O gradualismo, a descentralização e as comunidades locais

OPINIÃO

Luca Bussotti

Num seu recente pronunciamento, o filósofo Severino Ngoenha apontou o actual modelo de descentralização como não trazendo benefícios para as comunidades locais. E concluiu -assim como outros académicos e analistas – que o a forma melhor de estado seria o federalismo.

Trata-se de afirmações importantes e que poderão supostamente abrir um debate agora, que poderá concretizar-se talvez na próxima legislatura. Uma mudança desta natureza implica a superação da filosofia de fundo que sempre orientou a política moçambicana quanto a forma de estado.

Não resta dúvida de que o estado Moçambicano foi e continua sendo centralista. E que o “gradualismo” adotado – não podemos esquecer: inicialmente com o acordo da Renamo, como demonstra a rejeição, por parte das duas bancadas, da lei 3/94 – não deu certo.

Com efeito, o gradualismo, pelo menos até o início da década passada, incomodava as duas principais formações políticas do país: por um lado, a Frelimo julgava qualquer processo de descentralização como sendo um risco: risco de perder parte do seu poder, principalmente nos grandes centros urbanos do país, tornando evidente também a fratura entre um sul frelimista e um centro-norte renamista, e portanto ressuscitando o pesadelo da “questão étnica” . Em Angola o assunto foi resolvido de forma muito mais segura: até hoje não existe nenhuma eleição para os níveis descentralizados do poder político. Mas Moçambique teve outra história, e sobretudo, depois do conflito dos 16 anos, não tinha recursos minerais suficientes para torná-lo mais autônomo diante da comunidade internacional. Assim, a descentralização foi um preço a ser pago a comunidade internacional ocidental, de que o país largamente dependia.

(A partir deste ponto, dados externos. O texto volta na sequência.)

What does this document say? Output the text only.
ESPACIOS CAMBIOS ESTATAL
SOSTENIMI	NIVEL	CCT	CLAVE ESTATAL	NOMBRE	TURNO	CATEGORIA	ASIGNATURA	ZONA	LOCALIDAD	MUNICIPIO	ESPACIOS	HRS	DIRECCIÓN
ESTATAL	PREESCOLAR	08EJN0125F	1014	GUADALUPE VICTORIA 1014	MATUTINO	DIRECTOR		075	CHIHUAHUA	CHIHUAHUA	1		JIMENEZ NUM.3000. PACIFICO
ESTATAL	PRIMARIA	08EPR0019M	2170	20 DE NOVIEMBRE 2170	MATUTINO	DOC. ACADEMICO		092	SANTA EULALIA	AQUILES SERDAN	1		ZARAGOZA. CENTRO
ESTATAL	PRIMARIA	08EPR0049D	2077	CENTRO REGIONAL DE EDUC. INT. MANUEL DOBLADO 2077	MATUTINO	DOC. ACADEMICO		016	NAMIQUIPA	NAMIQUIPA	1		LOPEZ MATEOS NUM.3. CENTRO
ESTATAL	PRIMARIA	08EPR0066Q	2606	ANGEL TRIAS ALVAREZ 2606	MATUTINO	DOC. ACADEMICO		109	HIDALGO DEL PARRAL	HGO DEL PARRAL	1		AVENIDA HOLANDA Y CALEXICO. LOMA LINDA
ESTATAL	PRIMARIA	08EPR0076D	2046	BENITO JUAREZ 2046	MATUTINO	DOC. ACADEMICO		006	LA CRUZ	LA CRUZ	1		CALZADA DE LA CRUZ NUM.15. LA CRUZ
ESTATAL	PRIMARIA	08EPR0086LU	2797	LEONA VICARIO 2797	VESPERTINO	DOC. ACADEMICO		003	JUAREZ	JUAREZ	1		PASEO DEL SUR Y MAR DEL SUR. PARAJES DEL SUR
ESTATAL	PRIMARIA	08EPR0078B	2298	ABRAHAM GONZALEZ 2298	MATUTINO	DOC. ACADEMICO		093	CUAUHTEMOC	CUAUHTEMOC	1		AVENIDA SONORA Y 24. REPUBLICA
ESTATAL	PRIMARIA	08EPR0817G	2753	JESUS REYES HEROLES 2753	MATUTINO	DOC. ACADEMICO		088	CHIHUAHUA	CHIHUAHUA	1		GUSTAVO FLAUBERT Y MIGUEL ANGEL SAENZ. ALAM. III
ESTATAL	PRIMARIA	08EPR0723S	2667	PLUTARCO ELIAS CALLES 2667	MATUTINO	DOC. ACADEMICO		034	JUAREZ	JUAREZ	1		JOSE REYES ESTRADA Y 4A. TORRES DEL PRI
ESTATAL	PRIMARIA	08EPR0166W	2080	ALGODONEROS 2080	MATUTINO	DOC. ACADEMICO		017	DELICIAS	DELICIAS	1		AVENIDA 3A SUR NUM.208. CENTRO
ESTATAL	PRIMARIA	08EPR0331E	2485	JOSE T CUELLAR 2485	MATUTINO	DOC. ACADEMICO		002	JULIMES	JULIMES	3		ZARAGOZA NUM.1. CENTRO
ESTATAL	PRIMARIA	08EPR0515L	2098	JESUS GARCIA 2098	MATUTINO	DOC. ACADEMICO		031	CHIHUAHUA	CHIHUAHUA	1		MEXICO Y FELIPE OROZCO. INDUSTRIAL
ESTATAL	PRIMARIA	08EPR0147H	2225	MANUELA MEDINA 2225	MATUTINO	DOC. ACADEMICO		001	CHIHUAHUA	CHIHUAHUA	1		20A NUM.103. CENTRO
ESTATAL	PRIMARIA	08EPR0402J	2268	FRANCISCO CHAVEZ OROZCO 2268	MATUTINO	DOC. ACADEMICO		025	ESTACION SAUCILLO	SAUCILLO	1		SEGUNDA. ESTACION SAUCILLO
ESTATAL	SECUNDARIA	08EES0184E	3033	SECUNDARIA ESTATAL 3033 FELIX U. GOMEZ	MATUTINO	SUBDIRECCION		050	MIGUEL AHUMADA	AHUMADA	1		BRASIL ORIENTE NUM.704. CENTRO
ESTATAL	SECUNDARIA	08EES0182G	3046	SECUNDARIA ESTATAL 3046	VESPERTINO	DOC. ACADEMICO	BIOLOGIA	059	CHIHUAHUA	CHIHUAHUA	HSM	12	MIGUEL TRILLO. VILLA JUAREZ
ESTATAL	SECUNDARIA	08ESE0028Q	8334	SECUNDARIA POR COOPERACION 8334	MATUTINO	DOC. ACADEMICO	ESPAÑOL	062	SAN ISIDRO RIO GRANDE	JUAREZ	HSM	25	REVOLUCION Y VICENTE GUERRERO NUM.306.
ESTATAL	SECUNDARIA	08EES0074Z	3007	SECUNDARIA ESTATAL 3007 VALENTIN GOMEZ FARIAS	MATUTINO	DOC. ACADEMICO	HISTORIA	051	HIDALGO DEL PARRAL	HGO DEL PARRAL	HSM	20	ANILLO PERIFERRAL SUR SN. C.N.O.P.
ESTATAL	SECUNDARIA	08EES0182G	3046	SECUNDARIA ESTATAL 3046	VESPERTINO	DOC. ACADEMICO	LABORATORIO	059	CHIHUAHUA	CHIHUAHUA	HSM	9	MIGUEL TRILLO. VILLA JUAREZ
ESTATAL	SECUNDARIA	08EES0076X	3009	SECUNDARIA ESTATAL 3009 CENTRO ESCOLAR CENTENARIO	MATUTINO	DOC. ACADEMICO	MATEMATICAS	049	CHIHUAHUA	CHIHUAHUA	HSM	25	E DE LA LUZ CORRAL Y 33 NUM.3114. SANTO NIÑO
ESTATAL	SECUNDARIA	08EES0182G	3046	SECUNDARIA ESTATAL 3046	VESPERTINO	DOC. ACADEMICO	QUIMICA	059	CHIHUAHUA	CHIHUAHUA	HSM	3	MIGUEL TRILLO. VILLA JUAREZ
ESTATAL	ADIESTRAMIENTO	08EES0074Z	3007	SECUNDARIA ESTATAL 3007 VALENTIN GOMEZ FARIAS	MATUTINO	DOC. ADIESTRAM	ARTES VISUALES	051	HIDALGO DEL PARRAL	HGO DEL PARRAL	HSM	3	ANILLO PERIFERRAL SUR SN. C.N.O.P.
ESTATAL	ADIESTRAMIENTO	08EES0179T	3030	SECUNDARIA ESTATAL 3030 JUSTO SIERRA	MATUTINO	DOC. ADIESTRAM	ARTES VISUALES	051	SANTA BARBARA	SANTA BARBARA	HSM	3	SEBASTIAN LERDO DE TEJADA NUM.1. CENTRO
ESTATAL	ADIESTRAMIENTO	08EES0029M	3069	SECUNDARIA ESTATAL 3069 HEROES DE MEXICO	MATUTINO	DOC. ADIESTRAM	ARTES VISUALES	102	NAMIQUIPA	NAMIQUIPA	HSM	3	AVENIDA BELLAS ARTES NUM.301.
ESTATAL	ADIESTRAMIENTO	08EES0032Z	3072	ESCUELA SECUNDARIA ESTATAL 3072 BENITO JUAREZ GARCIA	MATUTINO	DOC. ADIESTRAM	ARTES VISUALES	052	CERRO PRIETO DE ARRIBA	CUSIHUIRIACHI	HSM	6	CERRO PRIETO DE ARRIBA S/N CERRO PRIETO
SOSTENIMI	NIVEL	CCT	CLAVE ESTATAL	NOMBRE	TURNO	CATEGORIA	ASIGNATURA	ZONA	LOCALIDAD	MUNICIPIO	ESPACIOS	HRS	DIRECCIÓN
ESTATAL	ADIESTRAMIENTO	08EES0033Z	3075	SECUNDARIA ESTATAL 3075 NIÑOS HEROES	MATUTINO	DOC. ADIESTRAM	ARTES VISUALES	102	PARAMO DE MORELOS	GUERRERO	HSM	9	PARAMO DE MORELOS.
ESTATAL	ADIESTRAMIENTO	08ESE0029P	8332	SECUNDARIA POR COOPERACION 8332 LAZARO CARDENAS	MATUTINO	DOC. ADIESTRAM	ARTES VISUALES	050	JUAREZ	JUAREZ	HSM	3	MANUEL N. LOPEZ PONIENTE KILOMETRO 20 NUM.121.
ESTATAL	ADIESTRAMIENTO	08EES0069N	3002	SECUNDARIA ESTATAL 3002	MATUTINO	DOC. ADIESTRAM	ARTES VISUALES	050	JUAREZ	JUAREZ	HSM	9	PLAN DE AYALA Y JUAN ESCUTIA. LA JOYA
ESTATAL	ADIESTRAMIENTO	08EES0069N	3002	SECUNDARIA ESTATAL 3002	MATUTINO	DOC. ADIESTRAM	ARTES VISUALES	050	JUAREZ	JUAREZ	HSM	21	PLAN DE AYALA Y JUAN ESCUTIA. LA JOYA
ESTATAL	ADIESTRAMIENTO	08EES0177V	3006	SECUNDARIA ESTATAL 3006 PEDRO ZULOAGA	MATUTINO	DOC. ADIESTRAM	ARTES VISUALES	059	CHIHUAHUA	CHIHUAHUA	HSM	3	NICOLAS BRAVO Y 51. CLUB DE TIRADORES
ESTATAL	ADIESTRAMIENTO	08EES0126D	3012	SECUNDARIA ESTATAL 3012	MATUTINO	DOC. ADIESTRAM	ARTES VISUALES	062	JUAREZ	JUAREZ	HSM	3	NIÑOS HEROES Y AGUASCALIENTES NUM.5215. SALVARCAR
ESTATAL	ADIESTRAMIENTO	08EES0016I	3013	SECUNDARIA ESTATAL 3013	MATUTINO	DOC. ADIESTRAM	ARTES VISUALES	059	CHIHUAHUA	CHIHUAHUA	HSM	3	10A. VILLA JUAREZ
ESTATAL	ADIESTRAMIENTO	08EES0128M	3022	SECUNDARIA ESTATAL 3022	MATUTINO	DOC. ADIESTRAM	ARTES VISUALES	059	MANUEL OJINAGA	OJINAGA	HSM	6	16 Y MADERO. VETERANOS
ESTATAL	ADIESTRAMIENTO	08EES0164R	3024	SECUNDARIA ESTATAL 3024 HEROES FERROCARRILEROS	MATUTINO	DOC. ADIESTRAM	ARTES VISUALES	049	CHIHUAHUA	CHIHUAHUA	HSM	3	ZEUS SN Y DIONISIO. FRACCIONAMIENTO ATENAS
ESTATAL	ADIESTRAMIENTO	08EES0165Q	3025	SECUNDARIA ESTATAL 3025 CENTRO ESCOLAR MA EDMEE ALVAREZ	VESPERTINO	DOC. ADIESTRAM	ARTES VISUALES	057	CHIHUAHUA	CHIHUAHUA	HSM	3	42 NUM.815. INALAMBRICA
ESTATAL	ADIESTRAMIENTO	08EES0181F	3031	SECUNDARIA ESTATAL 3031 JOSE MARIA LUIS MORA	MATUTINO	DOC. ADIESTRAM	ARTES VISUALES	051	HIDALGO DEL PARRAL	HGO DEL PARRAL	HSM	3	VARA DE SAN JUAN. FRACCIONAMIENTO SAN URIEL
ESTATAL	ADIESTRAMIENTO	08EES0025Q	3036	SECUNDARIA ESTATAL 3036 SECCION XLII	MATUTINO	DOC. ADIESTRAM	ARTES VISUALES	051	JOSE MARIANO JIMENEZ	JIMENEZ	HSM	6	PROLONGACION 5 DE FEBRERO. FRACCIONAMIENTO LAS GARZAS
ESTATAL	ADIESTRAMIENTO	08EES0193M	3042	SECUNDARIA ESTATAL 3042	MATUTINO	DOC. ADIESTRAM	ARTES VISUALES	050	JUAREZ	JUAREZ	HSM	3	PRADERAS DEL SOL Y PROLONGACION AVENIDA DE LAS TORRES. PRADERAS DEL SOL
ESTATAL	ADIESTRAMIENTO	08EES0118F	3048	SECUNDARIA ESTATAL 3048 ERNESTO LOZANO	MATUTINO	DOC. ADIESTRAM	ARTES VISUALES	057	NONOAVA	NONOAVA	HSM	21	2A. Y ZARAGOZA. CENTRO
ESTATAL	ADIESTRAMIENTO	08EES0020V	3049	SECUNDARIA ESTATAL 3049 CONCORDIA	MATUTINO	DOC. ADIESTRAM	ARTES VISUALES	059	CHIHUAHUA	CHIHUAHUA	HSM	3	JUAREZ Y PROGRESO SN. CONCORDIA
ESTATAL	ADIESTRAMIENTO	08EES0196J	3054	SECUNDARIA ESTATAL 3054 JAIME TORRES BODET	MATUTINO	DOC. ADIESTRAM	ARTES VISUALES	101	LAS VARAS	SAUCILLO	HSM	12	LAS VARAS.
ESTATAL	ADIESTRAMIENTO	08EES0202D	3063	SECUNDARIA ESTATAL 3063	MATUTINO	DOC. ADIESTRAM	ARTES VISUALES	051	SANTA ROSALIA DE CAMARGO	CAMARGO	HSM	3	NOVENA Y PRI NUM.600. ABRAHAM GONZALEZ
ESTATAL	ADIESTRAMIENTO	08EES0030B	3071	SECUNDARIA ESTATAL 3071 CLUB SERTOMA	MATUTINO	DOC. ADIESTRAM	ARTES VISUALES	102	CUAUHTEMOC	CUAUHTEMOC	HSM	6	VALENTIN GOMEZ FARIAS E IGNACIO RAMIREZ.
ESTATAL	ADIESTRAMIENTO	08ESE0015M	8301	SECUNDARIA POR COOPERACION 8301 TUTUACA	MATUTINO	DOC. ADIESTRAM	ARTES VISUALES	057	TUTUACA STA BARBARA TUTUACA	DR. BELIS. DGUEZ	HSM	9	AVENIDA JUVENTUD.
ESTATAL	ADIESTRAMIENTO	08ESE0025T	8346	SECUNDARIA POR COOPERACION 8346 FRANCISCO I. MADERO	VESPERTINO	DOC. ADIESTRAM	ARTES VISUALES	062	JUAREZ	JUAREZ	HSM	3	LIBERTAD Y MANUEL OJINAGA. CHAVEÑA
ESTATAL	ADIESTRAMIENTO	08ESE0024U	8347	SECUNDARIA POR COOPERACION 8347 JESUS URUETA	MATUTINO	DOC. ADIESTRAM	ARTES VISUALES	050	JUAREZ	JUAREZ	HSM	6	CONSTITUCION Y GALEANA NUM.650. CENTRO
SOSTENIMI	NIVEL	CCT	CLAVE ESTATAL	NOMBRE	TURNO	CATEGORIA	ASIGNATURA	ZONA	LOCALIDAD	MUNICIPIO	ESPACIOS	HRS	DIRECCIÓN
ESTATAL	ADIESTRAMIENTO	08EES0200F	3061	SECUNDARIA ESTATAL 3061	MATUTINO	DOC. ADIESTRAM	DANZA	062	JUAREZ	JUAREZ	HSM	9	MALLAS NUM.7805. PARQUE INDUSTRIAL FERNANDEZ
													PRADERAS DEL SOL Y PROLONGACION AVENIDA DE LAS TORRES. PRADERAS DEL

Entretanto, tudo foi feito com muito gradualismo. Assim, diante do risco que a descentralização representava para a Frelimo, tal processo não era bem visto nem do lado da Renamo. Dhlakama queria assumir o poder central, substituindo-o a Frelimo, e por outro lado da descentralização podiam surgir figuras capazes de ameaçar seu poder dentro do partido. O que aconteceu com Daviz Simango na Beira foi muito claro, neste sentido. Só depois de se aperceber que a máquina da Frelimo não podia ser derrotada a nível central é que virou a estratégia do partido para a superação do gradualismo, enfatizando a necessidade de adoção do federalismo. O resultado foi um acordo – que não está sendo respeitado – para introduzir mecanismos eleitorais para escolher os administradores distritais. Muito pouco, mesmo do lado da Renamo.

Mas o pior – como Ngoenha enfatiza – é que as populações locais não estão a gozar dos benefícios típicos da descentralização. Primeiro porque a (pouca) descentralização feita nunca foi acompanhada de uma paralela descentralização financeira. É ainda Maputo, em larga medida, a distribuir, de frequente com critérios arbitrários, os recursos financeiros para os municípios. E depois porque os mecanismos participativos locais são, na maioria dos casos, ausentes. Além disso, o actual gradualismo cria uma evidente desigualdade jurídica entre cidadãos do mesmo país: há quem tem direito de voto nas eleições autárquicas e quem não, pois seu território  ficou fora do processo de municipalização. Para que isso sirva ficou evidente nesses primeiros dias de recenseamento para as eleições autárquicas do Outubro próximo: a Frelimo dispõe de cidadãos que não irão votar nas eleições municipais enquanto residentes em territórios não municipalizados, assim essa massa de gente pode ser feita recensear em municípios próximos às suas residências para diminuir o risco de a Frelimo perder este ou aquele município.

Se o federalismo representa a dimensão única para tentar evitar a implosão de Moçambique como entidade nacional, a completa municipalização (ou em alternativa eleições distritais que devem acontecer juntamente com as municipais, e não com as presidenciais) constitui a única opção para limitar o mecanismo de fraude eleitoral sistemática que, desde o recenseamento, está infringindo o pacto fundamental entre governados e governantes: o pacto de que governa quem foi escolhido pelos eleitores, seja qual for a sua pertença política.

Se de reforma constitucional é lícito falar, convinha que isso fosse feito não pensando no prolongamento do poder de quem já teve a oportunidade de guiar o país para o tempo estabelecido pela lei- mae, mas sim na reestruturação do Estado no sentido federalista, e em como envolver todos os cidadãos, ao mesmo tempo, em processos eleitorais locais capazes de devolver protagonismo a às comunidades, verdadeiras beneficiárias da descentralização.